Re: UTF-9

From: John Cowan (cowan@mercury.ccil.org)
Date: Fri Oct 31 2003 - 19:26:34 CST

Next message: Helena Shih: "Common Locale Data Repository V1.0 Released!"
Previous message: Peter Constable: "RE: [hebrew] Re: Hebrew composition model, with cantillation marks"
Maybe in reply to: John Cowan: "UTF-9"
Next in thread: Philippe Verdy: "Re: UTF-9"
Reply: Philippe Verdy: "Re: UTF-9"
Messages sorted by: [ date ] [ thread ] [ subject ] [ author ] [ attachment ]
Mail actions: [ respond to this message ] [ mail a new topic ]

Mark Crispin scripsit:

> [Read: "crazy old farts who still care about
> obsolete processors and have the temerity to think about implementing
> Unicode on them in native form."]

And their epigonoi.

> I thought about UTF-18, but I couldn't think of a good way to represent
> Unicode in 18 bits without surrogates. On the other hand, the idea to cover
> 0/1/2/14 (BMP/SMP/SIP/SSP) in a UTF-18 is interesting.

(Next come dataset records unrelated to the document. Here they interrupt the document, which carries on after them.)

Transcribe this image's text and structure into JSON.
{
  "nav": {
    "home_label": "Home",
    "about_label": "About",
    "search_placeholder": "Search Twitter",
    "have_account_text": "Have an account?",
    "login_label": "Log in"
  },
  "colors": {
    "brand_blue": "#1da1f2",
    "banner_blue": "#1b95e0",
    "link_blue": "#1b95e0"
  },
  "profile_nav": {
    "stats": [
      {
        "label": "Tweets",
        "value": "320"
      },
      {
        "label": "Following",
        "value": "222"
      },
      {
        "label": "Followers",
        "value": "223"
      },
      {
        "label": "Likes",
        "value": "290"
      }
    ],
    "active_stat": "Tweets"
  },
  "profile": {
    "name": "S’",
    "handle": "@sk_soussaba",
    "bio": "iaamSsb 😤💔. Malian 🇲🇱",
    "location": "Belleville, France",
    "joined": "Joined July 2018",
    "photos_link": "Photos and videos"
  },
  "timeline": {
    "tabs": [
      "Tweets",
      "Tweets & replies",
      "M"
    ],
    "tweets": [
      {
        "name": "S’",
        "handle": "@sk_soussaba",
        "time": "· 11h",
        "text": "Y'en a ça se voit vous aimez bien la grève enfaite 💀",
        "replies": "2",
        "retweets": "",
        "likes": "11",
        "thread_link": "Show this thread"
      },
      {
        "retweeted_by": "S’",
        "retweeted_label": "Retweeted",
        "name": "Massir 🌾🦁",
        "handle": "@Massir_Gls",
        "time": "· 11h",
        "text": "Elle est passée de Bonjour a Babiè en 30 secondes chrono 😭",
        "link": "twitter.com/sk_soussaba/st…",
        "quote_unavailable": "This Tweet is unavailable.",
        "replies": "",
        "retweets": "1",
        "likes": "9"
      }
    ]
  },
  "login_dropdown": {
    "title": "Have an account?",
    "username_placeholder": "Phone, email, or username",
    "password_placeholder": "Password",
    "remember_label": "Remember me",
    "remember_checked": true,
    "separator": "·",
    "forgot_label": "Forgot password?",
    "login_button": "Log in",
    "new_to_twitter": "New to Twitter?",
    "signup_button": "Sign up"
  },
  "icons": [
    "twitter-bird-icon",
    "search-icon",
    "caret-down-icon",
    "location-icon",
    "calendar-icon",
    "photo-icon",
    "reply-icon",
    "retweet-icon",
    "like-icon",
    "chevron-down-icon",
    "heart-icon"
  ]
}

I agree, and think it makes sense.

> It would still need surrogates though. Are the D800-DFFF codepoints
> reserved in all planes or just in the BMP? I wonder if there is some
> way we could do all of ISO 10646 in UTF-18.

Only on the BMP. Planes 2. though 13., and 15. and 16., can be expressed
by surrogates. Planes above 16. have been definitively abandoned by both
ISO 10646 and Unicode, and need not be encoded.

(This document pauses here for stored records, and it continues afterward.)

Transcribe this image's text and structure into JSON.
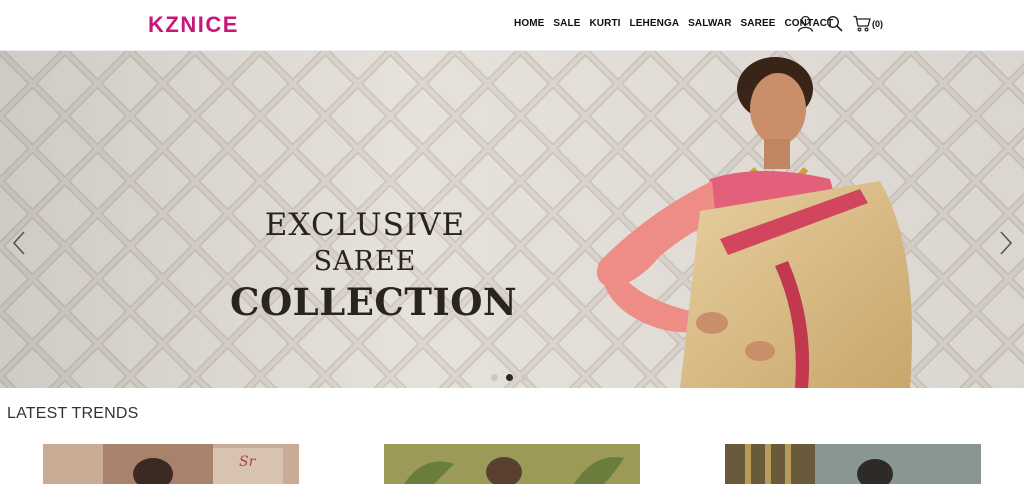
{
  "brand": {
    "logo": "KZNICE",
    "color": "#c8177a"
  },
  "nav": {
    "items": [
      "HOME",
      "SALE",
      "KURTI",
      "LEHENGA",
      "SALWAR",
      "SAREE",
      "CONTACT"
    ],
    "cart_count": "(0)",
    "icons": [
      "user-icon",
      "search-icon",
      "cart-icon"
    ]
  },
  "hero": {
    "line1": "EXCLUSIVE",
    "line2": "SAREE",
    "line3": "COLLECTION",
    "slides": 3,
    "active_slide": 2
  },
  "latest": {
    "title": "LATEST TRENDS",
    "products": [
      {
        "image": "product-image-1"
      },
      {
        "image": "product-image-2"
      },
      {
        "image": "product-image-3"
      }
    ]
  }
}
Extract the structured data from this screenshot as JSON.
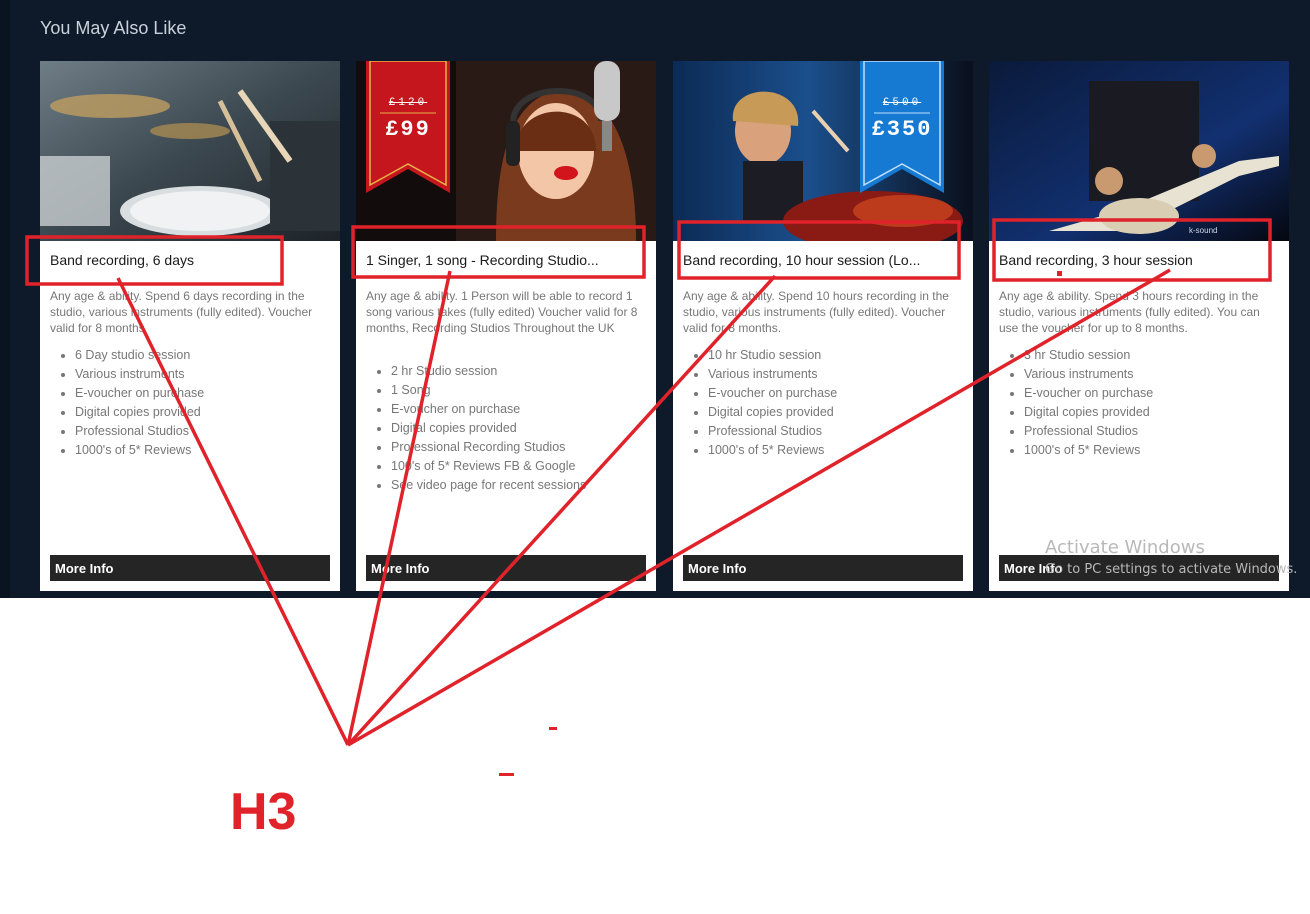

To these proposals I would add UTF-8H and UTF-24 for the LINC, PDP-5,
PDP-8, LINC-8, and PDP-12 architectures. UTF-8H is identical to UTF-8,
except that the most significant bit of each octet is inverted. This
is intended to adapt to the convention on this architecture which encodes
ASCII in octets with the high bit set. UTF-24 represents each Unicode
scalar value in two consecutive 12-bit words, high order word first.

-- 
"But the next day there came no dawn,           John Cowan
and the Grey Company passed on into the         jcowan@reutershealth.com
darkness of the Storm of Mordor and were        http://www.ccil.org/~cowan
lost to mortal sight; but the Dead              http://reutershealth.com
followed them.          --"The Passing of the Grey Company"

Next message: Helena Shih: "Common Locale Data Repository V1.0 Released!"
Previous message: Peter Constable: "RE: [hebrew] Re: Hebrew composition model, with cantillation marks"
Maybe in reply to: John Cowan: "UTF-9"
Next in thread: Philippe Verdy: "Re: UTF-9"
Reply: Philippe Verdy: "Re: UTF-9"
Messages sorted by: [ date ] [ thread ] [ subject ] [ author ] [ attachment ]
Mail actions: [ respond to this message ] [ mail a new topic ]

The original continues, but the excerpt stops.